$\def \dot #1#2{\left\langle #1, #2 \right\rangle}$
$\def \adot #1#2{\left\langle #1, #2 \right\rangle}$
$\def \cD {\mathcal{D}}$
$\def \cW {\mathcal{W}}$
$\def \bc {\mathbf{c}}$
$\def \bv {\mathbf{v}}$
$\def \bG {\mathbf{G}}$
$\def \bC {\mathbf{C}}$
$\def \bS {\mathbf{S}}$
$\def \bT {\mathbf{T}}$
$\def \bU {\mathbf{U}}$
$\def \bV {\mathbf{V}}$
$\def \bW {\mathbf{W}}$
$\def \bPhi {\mathbf{\Phi}}$
$\def \bPsi {\mathbf{\Psi}}$
$\def \bGamma {\mathbf{\Gamma}}$
$\def \bSigma {\mathbf{\Sigma}}$
$\def \bTheta {\mathbf{\Theta}}$
$\def \bOmega {\mathbf{\Omega}}$
$\def \bbE {\mathbb{E}}$
$\def \bbP {\mathbb{P}}$
$\def \bbR {\mathbb{R}}$
$\def \bbN {\mathbb{N}}$

# Demonstrating my PCA decomposition

From a snapshot set $\{ u_i \}_{i=1}^N$, how do we derive the proper PCA fit, noting that the covariance is properly defined as

$$
\langle v, C w \rangle := \mathbb{E}(\langle u, v \rangle \langle u, w \rangle) 
$$

but here we use the approximate (empirical) covariance:
$$
\langle v, C w \rangle = \frac{1}{N} \sum_{i=1}^N \langle u_i, v \rangle \langle u_i, w \rangle
$$

What I actually did was the eigen-decomposition of the Gram matrix $\mathbf{G}$, where $G_{i,j} = \langle u_i, u_j \rangle$, and used this to build the "PCA", but apparently that wasn't right... Well, lets see. 

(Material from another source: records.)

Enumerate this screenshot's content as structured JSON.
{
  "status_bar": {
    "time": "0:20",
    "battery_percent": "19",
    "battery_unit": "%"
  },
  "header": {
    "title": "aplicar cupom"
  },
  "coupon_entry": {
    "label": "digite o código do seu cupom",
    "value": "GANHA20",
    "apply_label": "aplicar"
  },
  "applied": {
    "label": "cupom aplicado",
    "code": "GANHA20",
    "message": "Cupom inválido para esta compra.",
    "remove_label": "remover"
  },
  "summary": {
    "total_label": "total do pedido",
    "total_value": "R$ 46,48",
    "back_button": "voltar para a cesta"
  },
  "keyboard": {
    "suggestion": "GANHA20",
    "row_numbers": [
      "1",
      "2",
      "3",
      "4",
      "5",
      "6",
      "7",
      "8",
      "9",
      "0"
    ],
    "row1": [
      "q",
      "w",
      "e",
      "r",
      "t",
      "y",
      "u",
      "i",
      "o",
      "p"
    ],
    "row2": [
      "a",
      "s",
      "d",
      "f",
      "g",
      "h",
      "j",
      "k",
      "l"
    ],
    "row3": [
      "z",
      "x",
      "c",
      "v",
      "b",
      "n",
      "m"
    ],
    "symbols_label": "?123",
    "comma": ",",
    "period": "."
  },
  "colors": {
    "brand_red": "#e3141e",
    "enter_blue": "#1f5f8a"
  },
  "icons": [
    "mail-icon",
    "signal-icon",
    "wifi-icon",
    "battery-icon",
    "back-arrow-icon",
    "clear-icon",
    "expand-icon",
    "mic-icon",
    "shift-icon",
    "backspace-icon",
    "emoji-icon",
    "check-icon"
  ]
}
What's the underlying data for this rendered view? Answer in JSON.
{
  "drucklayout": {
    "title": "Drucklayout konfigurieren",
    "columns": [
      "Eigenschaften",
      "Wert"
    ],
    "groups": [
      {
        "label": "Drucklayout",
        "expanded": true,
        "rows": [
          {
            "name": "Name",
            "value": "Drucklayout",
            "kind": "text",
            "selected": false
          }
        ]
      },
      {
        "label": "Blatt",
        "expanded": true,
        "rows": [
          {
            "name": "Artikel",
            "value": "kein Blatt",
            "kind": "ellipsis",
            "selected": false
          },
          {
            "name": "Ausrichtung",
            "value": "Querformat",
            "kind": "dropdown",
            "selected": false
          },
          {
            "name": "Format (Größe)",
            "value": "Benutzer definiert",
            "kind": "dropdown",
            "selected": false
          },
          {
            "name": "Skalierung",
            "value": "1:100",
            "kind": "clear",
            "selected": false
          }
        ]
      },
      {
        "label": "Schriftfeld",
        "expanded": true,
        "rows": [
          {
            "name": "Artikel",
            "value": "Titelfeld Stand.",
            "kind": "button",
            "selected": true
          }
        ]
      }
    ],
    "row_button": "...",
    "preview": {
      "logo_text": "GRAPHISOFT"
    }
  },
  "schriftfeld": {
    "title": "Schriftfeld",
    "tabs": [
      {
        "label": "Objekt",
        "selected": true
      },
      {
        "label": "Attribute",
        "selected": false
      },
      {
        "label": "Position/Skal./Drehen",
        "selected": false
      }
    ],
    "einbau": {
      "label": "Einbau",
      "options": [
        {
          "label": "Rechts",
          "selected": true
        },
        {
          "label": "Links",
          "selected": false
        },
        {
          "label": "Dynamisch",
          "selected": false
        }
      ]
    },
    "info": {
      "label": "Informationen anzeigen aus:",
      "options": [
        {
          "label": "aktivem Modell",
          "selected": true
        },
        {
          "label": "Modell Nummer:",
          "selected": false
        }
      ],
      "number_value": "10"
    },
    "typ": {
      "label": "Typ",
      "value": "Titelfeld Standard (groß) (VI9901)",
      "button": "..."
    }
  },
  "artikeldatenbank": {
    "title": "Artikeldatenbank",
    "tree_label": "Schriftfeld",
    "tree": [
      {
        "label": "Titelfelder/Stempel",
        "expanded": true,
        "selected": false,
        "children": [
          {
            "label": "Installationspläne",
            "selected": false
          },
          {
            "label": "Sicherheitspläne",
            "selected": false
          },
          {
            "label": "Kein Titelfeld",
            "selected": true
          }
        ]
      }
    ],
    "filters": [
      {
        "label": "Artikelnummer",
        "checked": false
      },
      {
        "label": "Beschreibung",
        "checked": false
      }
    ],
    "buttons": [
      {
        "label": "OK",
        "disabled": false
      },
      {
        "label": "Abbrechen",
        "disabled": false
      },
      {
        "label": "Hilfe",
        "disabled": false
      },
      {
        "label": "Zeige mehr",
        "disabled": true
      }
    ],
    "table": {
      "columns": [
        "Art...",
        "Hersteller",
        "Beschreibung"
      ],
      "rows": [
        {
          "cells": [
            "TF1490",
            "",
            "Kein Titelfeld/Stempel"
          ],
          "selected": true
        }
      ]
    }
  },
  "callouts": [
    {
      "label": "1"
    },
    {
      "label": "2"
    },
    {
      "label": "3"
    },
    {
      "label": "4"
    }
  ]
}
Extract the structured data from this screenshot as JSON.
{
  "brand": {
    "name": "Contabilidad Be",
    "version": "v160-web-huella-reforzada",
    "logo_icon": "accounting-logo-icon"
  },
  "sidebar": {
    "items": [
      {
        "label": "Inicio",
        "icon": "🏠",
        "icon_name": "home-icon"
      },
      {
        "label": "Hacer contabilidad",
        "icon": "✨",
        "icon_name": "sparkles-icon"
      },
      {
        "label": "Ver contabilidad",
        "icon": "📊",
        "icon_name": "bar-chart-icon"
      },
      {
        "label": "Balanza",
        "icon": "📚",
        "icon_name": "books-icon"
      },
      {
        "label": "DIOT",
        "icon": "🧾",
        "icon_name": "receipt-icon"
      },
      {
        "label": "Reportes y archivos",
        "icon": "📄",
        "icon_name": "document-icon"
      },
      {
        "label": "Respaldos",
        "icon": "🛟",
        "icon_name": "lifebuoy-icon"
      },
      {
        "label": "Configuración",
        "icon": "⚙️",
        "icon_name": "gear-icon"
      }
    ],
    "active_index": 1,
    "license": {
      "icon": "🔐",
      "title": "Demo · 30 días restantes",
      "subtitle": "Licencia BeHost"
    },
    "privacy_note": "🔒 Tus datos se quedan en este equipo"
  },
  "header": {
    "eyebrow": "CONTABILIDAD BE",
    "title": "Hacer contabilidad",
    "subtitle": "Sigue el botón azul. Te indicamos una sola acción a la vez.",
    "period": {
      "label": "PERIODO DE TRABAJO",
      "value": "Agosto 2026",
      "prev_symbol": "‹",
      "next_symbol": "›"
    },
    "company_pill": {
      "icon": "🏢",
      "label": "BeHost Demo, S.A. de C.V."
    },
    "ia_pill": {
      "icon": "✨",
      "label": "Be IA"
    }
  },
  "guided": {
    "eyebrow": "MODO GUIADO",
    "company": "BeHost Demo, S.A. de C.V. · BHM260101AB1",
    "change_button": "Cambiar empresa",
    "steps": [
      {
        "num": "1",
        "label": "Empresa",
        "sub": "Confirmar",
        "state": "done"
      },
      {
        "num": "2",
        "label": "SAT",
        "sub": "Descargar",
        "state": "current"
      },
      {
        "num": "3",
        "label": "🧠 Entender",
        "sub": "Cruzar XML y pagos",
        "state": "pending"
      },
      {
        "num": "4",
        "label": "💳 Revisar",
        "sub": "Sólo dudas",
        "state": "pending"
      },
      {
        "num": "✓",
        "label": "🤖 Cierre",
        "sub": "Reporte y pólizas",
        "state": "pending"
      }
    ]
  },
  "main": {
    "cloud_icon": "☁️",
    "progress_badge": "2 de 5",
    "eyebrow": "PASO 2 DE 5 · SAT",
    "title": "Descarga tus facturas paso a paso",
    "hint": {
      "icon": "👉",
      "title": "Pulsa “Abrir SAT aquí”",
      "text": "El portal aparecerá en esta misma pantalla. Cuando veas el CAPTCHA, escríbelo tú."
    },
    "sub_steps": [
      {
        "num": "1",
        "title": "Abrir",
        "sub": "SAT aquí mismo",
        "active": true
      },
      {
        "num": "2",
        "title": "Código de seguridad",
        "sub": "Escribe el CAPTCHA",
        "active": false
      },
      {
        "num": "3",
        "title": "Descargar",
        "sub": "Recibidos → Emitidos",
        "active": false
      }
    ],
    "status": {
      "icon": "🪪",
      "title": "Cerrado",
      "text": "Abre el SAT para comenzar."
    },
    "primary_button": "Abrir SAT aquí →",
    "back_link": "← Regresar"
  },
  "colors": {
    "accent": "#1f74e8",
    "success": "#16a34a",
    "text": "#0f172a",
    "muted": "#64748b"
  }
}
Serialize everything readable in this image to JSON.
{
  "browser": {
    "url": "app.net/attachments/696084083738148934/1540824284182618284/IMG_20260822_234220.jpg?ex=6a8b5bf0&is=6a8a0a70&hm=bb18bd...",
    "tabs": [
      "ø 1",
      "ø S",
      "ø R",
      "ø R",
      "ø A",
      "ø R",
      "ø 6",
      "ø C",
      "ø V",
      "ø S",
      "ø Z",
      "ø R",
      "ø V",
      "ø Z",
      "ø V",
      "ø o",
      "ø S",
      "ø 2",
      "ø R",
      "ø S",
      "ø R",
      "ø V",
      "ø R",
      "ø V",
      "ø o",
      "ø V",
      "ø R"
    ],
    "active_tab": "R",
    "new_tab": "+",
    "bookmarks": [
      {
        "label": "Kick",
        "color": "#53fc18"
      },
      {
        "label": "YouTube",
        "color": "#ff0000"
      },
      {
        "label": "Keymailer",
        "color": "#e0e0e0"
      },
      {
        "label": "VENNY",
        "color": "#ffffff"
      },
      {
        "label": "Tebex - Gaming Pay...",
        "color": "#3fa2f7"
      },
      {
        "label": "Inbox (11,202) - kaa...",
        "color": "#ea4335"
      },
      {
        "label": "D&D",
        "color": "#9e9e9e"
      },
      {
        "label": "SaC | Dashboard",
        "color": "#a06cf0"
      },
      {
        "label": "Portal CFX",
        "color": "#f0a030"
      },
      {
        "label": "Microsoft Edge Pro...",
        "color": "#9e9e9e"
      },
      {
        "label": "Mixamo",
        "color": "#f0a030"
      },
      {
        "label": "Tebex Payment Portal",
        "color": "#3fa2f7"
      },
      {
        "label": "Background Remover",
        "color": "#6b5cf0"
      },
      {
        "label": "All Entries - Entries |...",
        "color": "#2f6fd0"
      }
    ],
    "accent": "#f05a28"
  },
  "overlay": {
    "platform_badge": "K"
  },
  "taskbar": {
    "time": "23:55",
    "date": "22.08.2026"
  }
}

Note firstly that $C: V \to V$ and $\bG : \mathbb{R}^N \to \mathbb{R}^N$. Let's take the case $V=\mathbb{R}^K$ to  make things a bit simpler, then we have $\bC: \bbR^K \to \bbR^K$ and our empirical covariance is

$$
\langle v, \bC w \rangle = v^T \bC w = \frac{1}{N} \sum_{i=1}^N \langle u_i, v \rangle \langle u_i, w \rangle = \frac{1}{N} \sum_{i=1}^N (u_i^T v)^T ( u_i^T w)
$$

Let us write $\bU = [u_1, u_2, \ldots, u_N] \in \bbR^{K\times N}$, so we have from the above

$$
v^T \bC w = v^T \bU \bU^T w,
$$

so indeed as we wrote on the board the other day we have that $\bC$ is the outer-product matrix of $\bU$. Note in this case also we have the Gram matrix $\bG = \bU^T \bU$. 

There's the SVD decomposition of $\bU = \bPhi \bSigma \bTheta^T$, with $\bPhi\in\bbR^{K\times K}$, $\bSigma\in\bbR^{N\times K}$ and $\bTheta \in \bbR^{N \times N}$. We may have fewer than $N$ singular values. Both $\bC$ and $\bG$ are evidently symmetric matrices and they decompose as

$$
\bC =  \bU \bU^T  = \bPhi \bSigma \bSigma^T \bPhi^T \quad\text{and}\quad \bG = \bU^T \bU = \bTheta \bSigma^T \bSigma \bTheta^T
$$

Note that $\bSigma \bSigma^T$ is a diagonal $K\times K$ matrix, while $\bSigma^T \bSigma$ is $N\times N$, they both are diagonal with $\sigma_i^2$ along the diagonal.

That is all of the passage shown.